Опять же, при всей нашей озабоченности состоянием окружающей среды, мы сегодня гораздо спокойнее относимся к общественным проблемам. В 1930-е же годы все воспринималось иначе: гитлеровская и сталинская диктатуры казались незыблемыми; в Италии правил фашист-тиран, в Испании установилась автократия caudillo, вышедшего победителем в гражданской войне. В Европе привычным делом стали ужасы и пытки, а после депрессии начала 30-х годов даже в демократических странах капитализм воспринимали как пережиток прошлого.
Об этом полезно помнить, когда читаешь эссе Рида «Философия анархизма», написанное в 1940 году. Тогда многие — не только мой отец — искали систему общественного устройства, которая могла бы обеспечить счастье миллионов простых граждан. В создавшейся ситуации, когда он ясно — возможно, слишком ясно, — осознавал отрицательные стороны фашизма и коммунизма, анархизм представлялся ему единственным выходом. Питали его анархистские идеи, несомненно, те детские воспоминания о маленькой независимой коммуне на ферме Маскоутс, где он жил до девяти лет. Ни экономикой, ни историей он, по большому счету, никогда не интересовался и систематически их не изучал, поэтому не находил никакого проку в промышленно развитой экономике — ни в настоящем, ни в будущем. Город его пугал — недаром в начале войны он уехал из Лондона в окрестности Биконсфилда, где еще в 1920-е построил небольшой коттедж, а в 1949 году вообще переехал в Йоркшир и поселился в старом пасторском доме, что в двух-трех милях от фермы, где родился.

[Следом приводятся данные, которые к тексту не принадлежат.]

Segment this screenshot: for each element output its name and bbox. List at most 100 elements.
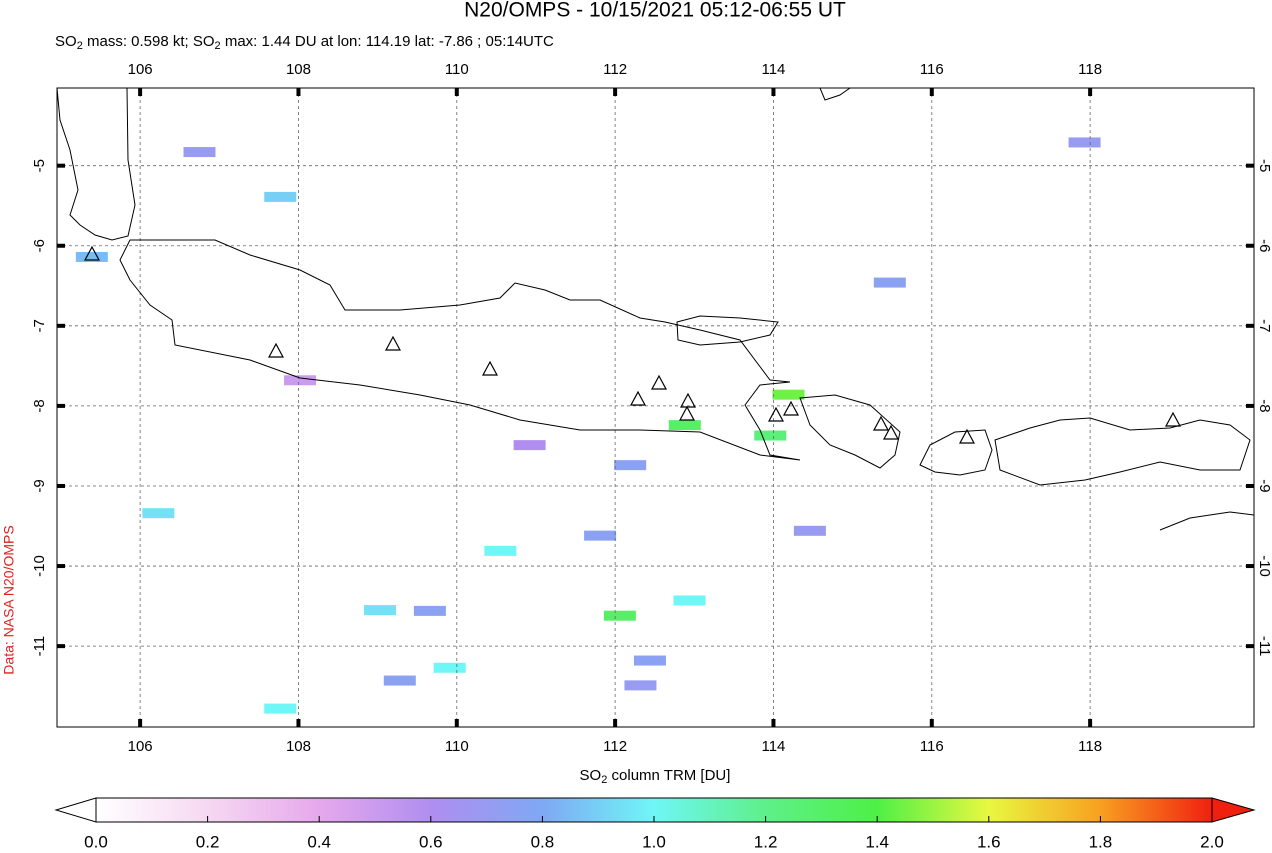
volcanoes — [84, 246, 1181, 444]
colorbar-tick-label: 1.4 — [865, 832, 889, 851]
pixels — [75, 137, 1101, 714]
so2-pixel — [772, 389, 805, 400]
so2-pixel — [364, 605, 396, 616]
subtitle-part: mass: 0.598 kt; SO — [83, 33, 215, 50]
coast-lombok — [919, 429, 993, 476]
x-tick-label: 112 — [603, 61, 627, 78]
colorbar-tick-label: 1.0 — [642, 832, 666, 851]
x-tick-label: 106 — [128, 61, 153, 78]
volcano — [768, 407, 784, 422]
x-tick-label: 114 — [761, 61, 785, 78]
volcano — [385, 336, 401, 351]
so2-pixel — [1068, 137, 1101, 148]
y-tick-label: -10 — [1256, 555, 1272, 577]
coast-madura — [676, 315, 779, 346]
subtitle-sub: 2 — [215, 40, 221, 52]
subtitle-part: max: 1.44 DU at lon: 114.19 lat: -7.86 ;… — [221, 33, 554, 50]
so2-pixel — [793, 525, 826, 536]
coastlines — [57, 88, 1254, 531]
x-tick-label: 116 — [920, 738, 944, 755]
colorbar-under — [54, 797, 97, 823]
so2-pixel — [284, 375, 317, 386]
axes: 106 106 108 108 110 110 112 112 114 114 116 116 118 1… — [31, 61, 1272, 755]
map-area — [57, 88, 1254, 727]
so2-pixel — [673, 595, 706, 606]
label-part: column TRM [DU] — [607, 767, 730, 784]
y-tick-label: -9 — [31, 479, 48, 492]
so2-pixel — [513, 440, 546, 451]
title: N20/OMPS - 10/15/2021 05:12-06:55 UT — [464, 0, 846, 22]
colorbar-tick-label: 0.8 — [531, 832, 555, 851]
so2-pixel — [633, 655, 666, 666]
credit: Data: NASA N20/OMPS — [1, 525, 17, 674]
colorbar-label: SO2 column TRM [DU] — [580, 767, 731, 786]
coast-sumbawa — [994, 417, 1251, 486]
colorbar-ticks: 0.0 0.2 0.4 0.6 0.8 1.0 1.2 1.4 1.6 1.8 2.0 — [84, 816, 1224, 851]
so2-pixel — [584, 530, 617, 541]
x-tick-label: 106 — [128, 738, 153, 755]
x-tick-label: 116 — [920, 61, 944, 78]
coast-bali — [799, 394, 901, 469]
y-tick-label: -7 — [1256, 319, 1272, 332]
colorbar-tick-label: 1.6 — [977, 832, 1001, 851]
colorbar-tick-label: 2.0 — [1200, 832, 1224, 851]
x-tick-label: 108 — [286, 61, 311, 78]
x-tick-label: 112 — [603, 738, 627, 755]
so2-pixel — [183, 147, 216, 158]
volcano — [651, 375, 667, 390]
so2-pixel — [614, 460, 647, 471]
y-tick-label: -10 — [31, 555, 48, 577]
coast-sumba — [1159, 511, 1254, 531]
x-tick-label: 118 — [1078, 738, 1102, 755]
x-tick-label: 108 — [286, 738, 311, 755]
x-tick-label: 118 — [1078, 61, 1102, 78]
x-tick-label: 110 — [445, 738, 469, 755]
so2-pixel — [142, 508, 175, 519]
coast-java — [119, 239, 801, 461]
colorbar-tick-label: 0.4 — [307, 832, 331, 851]
so2-pixel — [624, 680, 657, 691]
colorbar-tick-label: 1.8 — [1089, 832, 1113, 851]
y-tick-label: -8 — [1256, 399, 1272, 412]
label-sub: 2 — [601, 774, 607, 786]
coast-kalimantan — [819, 88, 851, 101]
volcano — [482, 361, 498, 376]
so2-pixel — [433, 662, 466, 673]
x-tick-label: 114 — [761, 738, 785, 755]
y-tick-label: -6 — [1256, 239, 1272, 252]
subtitle-part: SO — [55, 33, 77, 50]
coast-sumatra — [57, 88, 136, 241]
volcano — [783, 401, 799, 416]
y-tick-label: -11 — [31, 636, 48, 657]
colorbar-tick-label: 0.0 — [84, 832, 108, 851]
colorbar-tick-label: 1.2 — [754, 832, 778, 851]
so2-pixel — [668, 420, 701, 431]
subtitle: SO2 mass: 0.598 kt; SO2 max: 1.44 DU at … — [55, 33, 554, 52]
y-tick-label: -8 — [31, 399, 48, 412]
so2-pixel — [603, 610, 636, 621]
volcano — [630, 391, 646, 406]
volcano — [680, 393, 696, 408]
y-tick-label: -7 — [31, 319, 48, 332]
y-tick-label: -11 — [1256, 636, 1272, 657]
so2-pixel — [754, 430, 787, 441]
so2-pixel — [484, 545, 517, 556]
colorbar-tick-label: 0.2 — [196, 832, 220, 851]
volcano — [1165, 412, 1181, 427]
colorbar-tick-label: 0.6 — [419, 832, 443, 851]
y-tick-label: -5 — [31, 159, 48, 172]
map-frame — [56, 87, 1255, 728]
label-part: SO — [580, 767, 602, 784]
volcano — [679, 406, 695, 421]
subtitle-sub: 2 — [77, 40, 83, 52]
y-tick-label: -5 — [1256, 159, 1272, 172]
volcano — [268, 343, 284, 358]
so2-pixel — [873, 277, 906, 288]
so2-pixel — [75, 251, 108, 262]
y-tick-label: -6 — [31, 239, 48, 252]
so2-pixel — [383, 675, 416, 686]
x-tick-label: 110 — [445, 61, 469, 78]
colorbar-over — [1211, 797, 1256, 823]
so2-pixel — [264, 191, 297, 202]
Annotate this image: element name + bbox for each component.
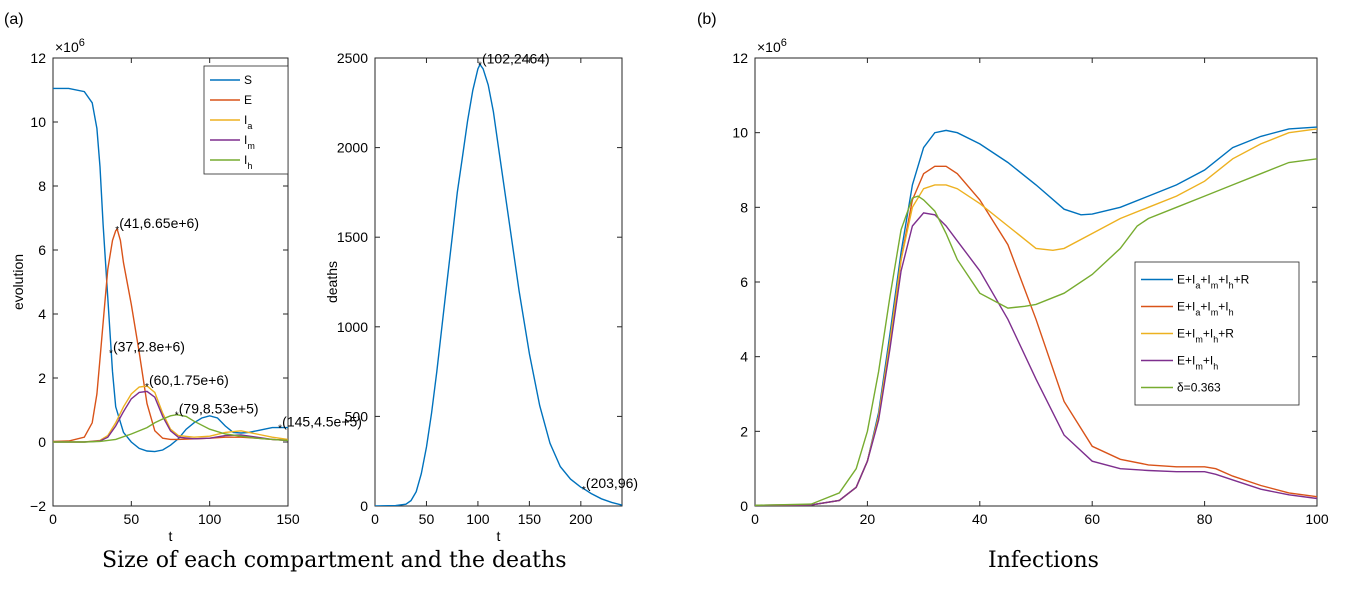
series-line-e <box>53 227 288 443</box>
y-tick-label: 0 <box>740 498 748 514</box>
x-tick-label: 40 <box>972 511 988 527</box>
x-axis-label: t <box>497 528 501 544</box>
legend-label: E+Ia+Im+Ih <box>1177 300 1234 318</box>
y-tick-label: 1500 <box>337 229 368 245</box>
panel-label-a: (a) <box>4 11 24 28</box>
caption-a: Size of each compartment and the deaths <box>102 548 567 573</box>
data-annotation: (203,96) <box>586 475 638 491</box>
x-tick-label: 20 <box>860 511 876 527</box>
x-tick-label: 80 <box>1197 511 1213 527</box>
x-tick-label: 60 <box>1084 511 1100 527</box>
series-line-e-i-m-i-h <box>755 212 1317 506</box>
plot-frame <box>374 57 623 507</box>
annotation-marker: * <box>115 225 119 236</box>
legend-label: E <box>244 93 252 107</box>
legend-label: S <box>244 73 252 87</box>
y-tick-label: 0 <box>360 498 368 514</box>
x-tick-label: 100 <box>198 511 222 527</box>
y-tick-label: 12 <box>732 50 748 66</box>
y-tick-label: 4 <box>740 349 748 365</box>
legend-label: E+Im+Ih+R <box>1177 327 1234 345</box>
annotation-marker: * <box>478 60 482 71</box>
y-tick-label: 2 <box>38 370 46 386</box>
y-tick-label: −2 <box>30 498 46 514</box>
y-tick-label: 8 <box>740 199 748 215</box>
series-line-i-h <box>53 413 288 443</box>
y-tick-label: 2500 <box>337 50 368 66</box>
annotation-marker: * <box>278 424 282 435</box>
x-tick-label: 0 <box>49 511 57 527</box>
panel-label-b: (b) <box>697 11 717 28</box>
deaths-chart: 0 50 100 150 20005001000150020002500tdeaths*… <box>324 50 638 544</box>
annotation-marker: * <box>175 411 179 422</box>
data-annotation: (37,2.8e+6) <box>113 338 185 354</box>
y-axis-label: evolution <box>10 254 26 310</box>
annotation-marker: * <box>109 348 113 359</box>
x-tick-label: 0 <box>371 511 379 527</box>
series-line-i-a <box>53 385 288 443</box>
y-tick-label: 10 <box>732 125 748 141</box>
plot-frame <box>52 57 289 507</box>
legend-label: E+Im+Ih <box>1177 354 1218 372</box>
annotation-marker: * <box>145 382 149 393</box>
y-tick-label: 6 <box>38 242 46 258</box>
x-axis-label: t <box>169 528 173 544</box>
y-tick-label: 2000 <box>337 140 368 156</box>
y-tick-label: 8 <box>38 178 46 194</box>
y-exponent-label: ×106 <box>55 37 85 55</box>
y-axis-label: deaths <box>324 261 340 303</box>
x-tick-label: 50 <box>124 511 140 527</box>
y-tick-label: 10 <box>30 114 46 130</box>
x-tick-label: 150 <box>276 511 300 527</box>
legend-label: Im <box>244 133 255 151</box>
y-tick-label: 0 <box>38 434 46 450</box>
y-tick-label: 4 <box>38 306 46 322</box>
annotation-marker: * <box>582 485 586 496</box>
series-line-i-m <box>53 390 288 443</box>
y-exponent-label: ×106 <box>757 37 787 55</box>
legend-label: E+Ia+Im+Ih+R <box>1177 273 1250 291</box>
legend-label: δ=0.363 <box>1177 381 1221 395</box>
x-tick-label: 100 <box>1305 511 1329 527</box>
infections-chart: 0 20 40 60 80 100 0 2 4 6 8 10 12 ×106 E+Ia+Im+Ih+R E+I… <box>732 37 1328 527</box>
x-tick-label: 150 <box>518 511 542 527</box>
x-tick-label: 0 <box>751 511 759 527</box>
y-tick-label: 2 <box>740 423 748 439</box>
y-tick-label: 500 <box>345 408 369 424</box>
legend-label: Ia <box>244 113 252 131</box>
y-tick-label: 1000 <box>337 319 368 335</box>
y-tick-label: 12 <box>30 50 46 66</box>
series-line-deaths <box>375 63 622 506</box>
data-annotation: (60,1.75e+6) <box>149 372 229 388</box>
x-tick-label: 100 <box>466 511 490 527</box>
data-annotation: (41,6.65e+6) <box>119 215 199 231</box>
y-tick-label: 6 <box>740 274 748 290</box>
data-annotation: (102,2464) <box>482 50 550 66</box>
data-annotation: (145,4.5e+5) <box>282 414 362 430</box>
x-tick-label: 200 <box>569 511 593 527</box>
x-tick-label: 50 <box>419 511 435 527</box>
series-line--0-363 <box>755 158 1317 506</box>
caption-b: Infections <box>988 548 1099 573</box>
legend-label: Ih <box>244 153 252 171</box>
legend-box <box>1134 261 1300 406</box>
data-annotation: (79,8.53e+5) <box>179 401 259 417</box>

Сам он объяснял переезд не только ностальгией по йоркширским корням, но и желанием уйти от распадающейся цивилизации, «обреченной на самоуничтожение», причем себе он рисовался кельтским монахом-отшельником, который, дабы избежать варварских нашествий периода средневековья, удаляется от мира в монастырь вроде Линдисферна:*[12]
«Загородные дома — те же крохотные монастыри, размером с Уитби*[13] во времена Св. Хильды. Среди англичан и сегодня найдется немало тех, кто отдал бы все доступные им радости мира за возможность пожить несколько лет в этих зеленых кущах, напоминающих оазисы посреди пустыни. Впрочем, и это благо ненадолго. Прошлое растаяло, как мираж, а мы еще остаемся — последние из могикан побежденной цивилизации».[14]
Похоже, его мало беспокоило то, как воспримут его возвращение в Райдейл родные и знакомые. Возможно, потому, что из многочисленной родни времен его детства — у матери было девять братьев и сестер, — в живых оставались единицы. Рассказывают, что как-то на вопрос местного лавочника, однофамильца его матери, — мол, не двоюродные ли мы братья? — мой отец ответил вопросом: «И что с того?» Сказал, как отрезал. Маститый критик-искусствовед не желал больше иметь ничего общего с фермерами, мельниками и лавочниками из тех мест, откуда родом была его семья.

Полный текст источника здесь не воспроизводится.